Jiwa sedang bersiap-siap untuk pergi ke Bandung karena ia dan bundanya diminta untuk datang ke rumah neneknya,entah ada apa yang jelas ini sangat mendadak sekali tadinya ia ingin memperbaiki hubungan dengan kekasihnya itu namun ternyata ada hal lain yang lebih penting.
Selama di perjalanan,bunda selalu ingat pada Abin, “Gara,bagaimana hubungan mu?”
Jiwa menjawab dengan santai seakan-akan memang ia sudah berbaikan, “Ya baik-baik aja si bun.”
Bunda mengucap Alhamdulillah,memang bunda sangat menyukai Abin dan Abin pun sudah menganggap bunda seperti orang tuanya sendiri.
Sesampainya mereka di Bandung,tanpa basa-basi nenek pun berbicara, “Gara kamu ini cucu nenek yang pertama kamu juga seorang lelaki dan sebaiknya kamu ikuti perkataan nenek ini.”
Jiwa yang terlihat bingung pun bertanya apa yang dimaksud nenek, “Maksud nenek?
“Kamu sekolah di luar ya sekalian belajar bisnis bersama adiknya ayah mu karena bagaimanapun kamu anaknya dan berhak untuk menjadi pemegang perusahaan keluarga kita.” kata nenek Jiwa.

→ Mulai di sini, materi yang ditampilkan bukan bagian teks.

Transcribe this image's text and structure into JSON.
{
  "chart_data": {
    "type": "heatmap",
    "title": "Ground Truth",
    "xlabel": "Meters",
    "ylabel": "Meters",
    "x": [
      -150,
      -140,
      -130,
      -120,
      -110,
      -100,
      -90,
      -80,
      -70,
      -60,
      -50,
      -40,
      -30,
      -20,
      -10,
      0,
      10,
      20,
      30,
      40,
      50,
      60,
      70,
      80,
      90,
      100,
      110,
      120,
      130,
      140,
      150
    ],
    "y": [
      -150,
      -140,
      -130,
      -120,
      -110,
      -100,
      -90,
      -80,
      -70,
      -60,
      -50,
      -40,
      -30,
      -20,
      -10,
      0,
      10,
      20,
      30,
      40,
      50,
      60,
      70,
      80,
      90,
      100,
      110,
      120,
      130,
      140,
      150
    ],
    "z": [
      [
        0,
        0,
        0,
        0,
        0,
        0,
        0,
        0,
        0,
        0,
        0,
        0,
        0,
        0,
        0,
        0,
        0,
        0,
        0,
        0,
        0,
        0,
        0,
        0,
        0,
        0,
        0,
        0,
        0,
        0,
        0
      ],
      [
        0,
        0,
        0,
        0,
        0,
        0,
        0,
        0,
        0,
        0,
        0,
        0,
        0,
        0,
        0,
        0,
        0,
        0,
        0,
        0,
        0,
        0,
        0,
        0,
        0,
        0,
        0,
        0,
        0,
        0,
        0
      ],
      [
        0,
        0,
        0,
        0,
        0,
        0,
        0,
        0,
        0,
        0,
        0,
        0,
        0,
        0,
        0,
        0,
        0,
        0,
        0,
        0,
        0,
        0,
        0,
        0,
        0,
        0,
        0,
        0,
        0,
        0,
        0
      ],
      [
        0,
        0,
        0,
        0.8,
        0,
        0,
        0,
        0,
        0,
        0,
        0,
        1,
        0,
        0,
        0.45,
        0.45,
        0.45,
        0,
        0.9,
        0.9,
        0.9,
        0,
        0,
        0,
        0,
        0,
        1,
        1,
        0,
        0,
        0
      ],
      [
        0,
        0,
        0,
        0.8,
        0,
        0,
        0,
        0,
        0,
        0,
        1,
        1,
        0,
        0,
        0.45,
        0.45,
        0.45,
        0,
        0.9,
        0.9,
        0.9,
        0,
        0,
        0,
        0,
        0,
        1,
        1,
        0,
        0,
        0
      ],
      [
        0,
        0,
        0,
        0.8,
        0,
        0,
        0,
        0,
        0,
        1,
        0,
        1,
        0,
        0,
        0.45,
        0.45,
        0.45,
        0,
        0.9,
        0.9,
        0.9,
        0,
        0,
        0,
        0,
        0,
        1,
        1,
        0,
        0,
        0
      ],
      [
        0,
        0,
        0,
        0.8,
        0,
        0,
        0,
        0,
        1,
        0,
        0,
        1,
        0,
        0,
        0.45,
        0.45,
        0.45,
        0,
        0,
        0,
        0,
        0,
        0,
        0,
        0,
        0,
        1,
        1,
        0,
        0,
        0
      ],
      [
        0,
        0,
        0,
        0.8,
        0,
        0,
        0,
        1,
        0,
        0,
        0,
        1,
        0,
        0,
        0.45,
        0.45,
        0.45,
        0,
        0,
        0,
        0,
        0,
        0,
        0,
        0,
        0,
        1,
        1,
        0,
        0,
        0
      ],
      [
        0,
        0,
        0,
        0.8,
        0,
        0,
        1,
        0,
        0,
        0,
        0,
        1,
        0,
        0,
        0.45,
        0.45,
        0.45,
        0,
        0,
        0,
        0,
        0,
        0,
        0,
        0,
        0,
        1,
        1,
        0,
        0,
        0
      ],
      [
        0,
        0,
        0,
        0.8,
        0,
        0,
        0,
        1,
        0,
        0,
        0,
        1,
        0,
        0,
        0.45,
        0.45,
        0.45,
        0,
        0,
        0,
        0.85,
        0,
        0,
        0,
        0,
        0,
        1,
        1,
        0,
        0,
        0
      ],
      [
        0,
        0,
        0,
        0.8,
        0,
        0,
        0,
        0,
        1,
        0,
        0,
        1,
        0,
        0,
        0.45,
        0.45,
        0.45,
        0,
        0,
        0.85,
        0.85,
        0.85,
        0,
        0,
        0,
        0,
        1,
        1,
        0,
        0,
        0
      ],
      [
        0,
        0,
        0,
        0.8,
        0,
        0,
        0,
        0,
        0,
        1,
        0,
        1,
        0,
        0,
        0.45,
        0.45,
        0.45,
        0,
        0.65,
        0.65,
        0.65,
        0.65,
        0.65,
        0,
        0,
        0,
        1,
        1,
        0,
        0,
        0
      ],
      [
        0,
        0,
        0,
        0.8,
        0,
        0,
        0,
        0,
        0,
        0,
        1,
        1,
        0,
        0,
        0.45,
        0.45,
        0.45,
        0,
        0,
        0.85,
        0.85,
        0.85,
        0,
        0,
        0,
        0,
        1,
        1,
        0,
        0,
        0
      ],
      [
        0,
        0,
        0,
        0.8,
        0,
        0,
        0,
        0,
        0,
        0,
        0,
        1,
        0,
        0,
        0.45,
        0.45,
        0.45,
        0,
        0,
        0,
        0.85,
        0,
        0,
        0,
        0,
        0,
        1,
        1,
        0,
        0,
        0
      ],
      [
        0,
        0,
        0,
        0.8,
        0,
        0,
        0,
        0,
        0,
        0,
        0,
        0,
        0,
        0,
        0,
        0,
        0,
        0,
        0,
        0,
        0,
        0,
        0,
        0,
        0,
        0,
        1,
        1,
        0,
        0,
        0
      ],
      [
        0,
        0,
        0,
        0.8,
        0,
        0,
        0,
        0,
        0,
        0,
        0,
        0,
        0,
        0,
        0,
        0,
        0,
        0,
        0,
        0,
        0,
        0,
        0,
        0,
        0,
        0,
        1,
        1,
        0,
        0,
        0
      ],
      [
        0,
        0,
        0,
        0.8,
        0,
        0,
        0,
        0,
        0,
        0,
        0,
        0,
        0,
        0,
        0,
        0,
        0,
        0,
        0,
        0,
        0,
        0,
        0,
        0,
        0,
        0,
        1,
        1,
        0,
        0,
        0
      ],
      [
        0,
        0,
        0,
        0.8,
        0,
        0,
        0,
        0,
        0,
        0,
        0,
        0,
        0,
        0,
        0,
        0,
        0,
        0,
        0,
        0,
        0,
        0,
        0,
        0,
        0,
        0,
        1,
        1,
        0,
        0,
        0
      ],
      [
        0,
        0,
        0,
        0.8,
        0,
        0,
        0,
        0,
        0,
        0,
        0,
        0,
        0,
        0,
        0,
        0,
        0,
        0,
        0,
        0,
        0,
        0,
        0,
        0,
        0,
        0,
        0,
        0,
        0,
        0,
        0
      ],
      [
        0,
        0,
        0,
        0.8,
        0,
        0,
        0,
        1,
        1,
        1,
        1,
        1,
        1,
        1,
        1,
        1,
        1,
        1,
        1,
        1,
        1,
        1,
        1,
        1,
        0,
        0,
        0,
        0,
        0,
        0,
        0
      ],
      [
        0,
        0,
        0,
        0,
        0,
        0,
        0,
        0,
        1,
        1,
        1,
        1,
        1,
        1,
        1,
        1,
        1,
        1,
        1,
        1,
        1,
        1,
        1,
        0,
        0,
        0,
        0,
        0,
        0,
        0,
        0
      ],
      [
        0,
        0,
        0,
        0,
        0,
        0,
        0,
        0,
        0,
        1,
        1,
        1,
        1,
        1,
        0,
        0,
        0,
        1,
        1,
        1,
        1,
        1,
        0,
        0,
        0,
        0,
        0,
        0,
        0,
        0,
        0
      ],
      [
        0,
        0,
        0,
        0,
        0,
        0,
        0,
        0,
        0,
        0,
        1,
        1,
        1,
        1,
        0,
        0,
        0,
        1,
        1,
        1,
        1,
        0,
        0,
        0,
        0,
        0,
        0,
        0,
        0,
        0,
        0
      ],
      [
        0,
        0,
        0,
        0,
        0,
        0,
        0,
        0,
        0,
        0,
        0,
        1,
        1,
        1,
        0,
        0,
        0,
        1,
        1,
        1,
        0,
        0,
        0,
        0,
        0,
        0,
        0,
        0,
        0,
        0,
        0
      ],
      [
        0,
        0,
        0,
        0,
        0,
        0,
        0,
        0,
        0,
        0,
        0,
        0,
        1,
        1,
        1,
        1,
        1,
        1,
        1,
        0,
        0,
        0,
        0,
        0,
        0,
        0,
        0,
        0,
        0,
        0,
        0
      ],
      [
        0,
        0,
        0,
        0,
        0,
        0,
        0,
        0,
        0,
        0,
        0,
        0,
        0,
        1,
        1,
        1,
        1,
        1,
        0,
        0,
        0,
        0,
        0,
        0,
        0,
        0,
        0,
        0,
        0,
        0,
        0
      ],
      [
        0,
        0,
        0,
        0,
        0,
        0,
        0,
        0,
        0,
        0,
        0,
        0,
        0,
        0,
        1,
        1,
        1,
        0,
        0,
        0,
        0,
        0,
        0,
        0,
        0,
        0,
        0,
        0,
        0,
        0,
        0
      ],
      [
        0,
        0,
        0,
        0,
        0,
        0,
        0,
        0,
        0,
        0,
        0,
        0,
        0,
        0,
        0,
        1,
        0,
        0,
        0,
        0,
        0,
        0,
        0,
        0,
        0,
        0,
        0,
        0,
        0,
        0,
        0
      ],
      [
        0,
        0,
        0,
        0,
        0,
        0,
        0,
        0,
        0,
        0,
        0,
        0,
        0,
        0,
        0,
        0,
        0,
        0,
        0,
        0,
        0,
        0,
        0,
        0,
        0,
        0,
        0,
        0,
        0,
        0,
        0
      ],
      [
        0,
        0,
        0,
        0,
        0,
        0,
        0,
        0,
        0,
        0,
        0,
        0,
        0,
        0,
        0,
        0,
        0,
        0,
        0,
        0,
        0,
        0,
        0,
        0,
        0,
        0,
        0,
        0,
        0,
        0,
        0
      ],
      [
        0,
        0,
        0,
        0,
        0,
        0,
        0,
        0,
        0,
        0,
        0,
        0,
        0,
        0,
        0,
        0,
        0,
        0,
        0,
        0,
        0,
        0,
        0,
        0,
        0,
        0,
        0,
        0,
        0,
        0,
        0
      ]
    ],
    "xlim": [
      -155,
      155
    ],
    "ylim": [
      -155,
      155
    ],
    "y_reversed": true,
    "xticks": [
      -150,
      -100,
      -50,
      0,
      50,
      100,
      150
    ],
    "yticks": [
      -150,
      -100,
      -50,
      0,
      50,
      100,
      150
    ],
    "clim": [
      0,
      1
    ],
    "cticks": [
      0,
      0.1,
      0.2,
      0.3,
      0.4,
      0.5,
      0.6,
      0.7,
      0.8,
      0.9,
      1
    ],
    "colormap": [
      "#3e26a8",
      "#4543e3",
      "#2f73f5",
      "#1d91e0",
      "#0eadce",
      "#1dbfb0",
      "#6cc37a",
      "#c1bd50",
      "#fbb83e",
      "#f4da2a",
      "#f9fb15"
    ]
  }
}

Jiwa terkejut bukan main yang ada dipikirannya saat ini adalah Abin bagaimana Abin kalau ia tahu bahwa mereka tidak jadi sekampus dan akan berhubungan jarak jauh.
“Ma,apa gak bisa nanti dulu.” tawar bunda Jiwa.
Nenek Jiwa menggeleng-geleng kepala seakan-akan tidak menyetujui, “Apa-apaan kamu kapan lagi loh Gara belajar bisnis selagi dia masih muda ini.”
“Nek tapi Gara lebih suka di sini kuliah di sini lagian kampus Gara kampus bagus juga nek.” ucap Jiwa.
“Kamu tidak bisa menolak Gara,sudah ikuti saja.” tutur nenek Jiwa.
“Waktu kamu 2 minggu lagi sebaiknya persiapkan semuanya sekarang.” kata nenek Jiwa.
Jiwa menghela nafas dan memutar balik badannya berjalan ke arah kolam ikan yang ada di belakang rumah.
Bunda menghampiri Jiwa yang sedang melamun, “Maafin bunda nak...”
“Bukan salah bunda kok. Gapapa Gara pergi ya bun.” izin Jiwa.
“Kamu tidak terpaksa Gara?” tanya bunda.
“Sedikit tapi kalo aku ngebantah malah jadi masalah kan bun.” jawab Jiwa menatap sang bunda.
“Bun tolong titip Abin ya,Gara masih ada waktu dua minggu jadi lumayan lah.” kata Jiwa.
Bunda mengusap kepala anak laki-lakinya yang kini sudah makin dewasa dalam menghadapi masalah,bunda terlihat bangga pada anak satu-satunya ini.
Setelah pulang dari Bandung,Jiwa langsung buru-buru menghubungi Dina untuk mengajak kerja sama atas ide gila seorang Jiwasyagara Purnama.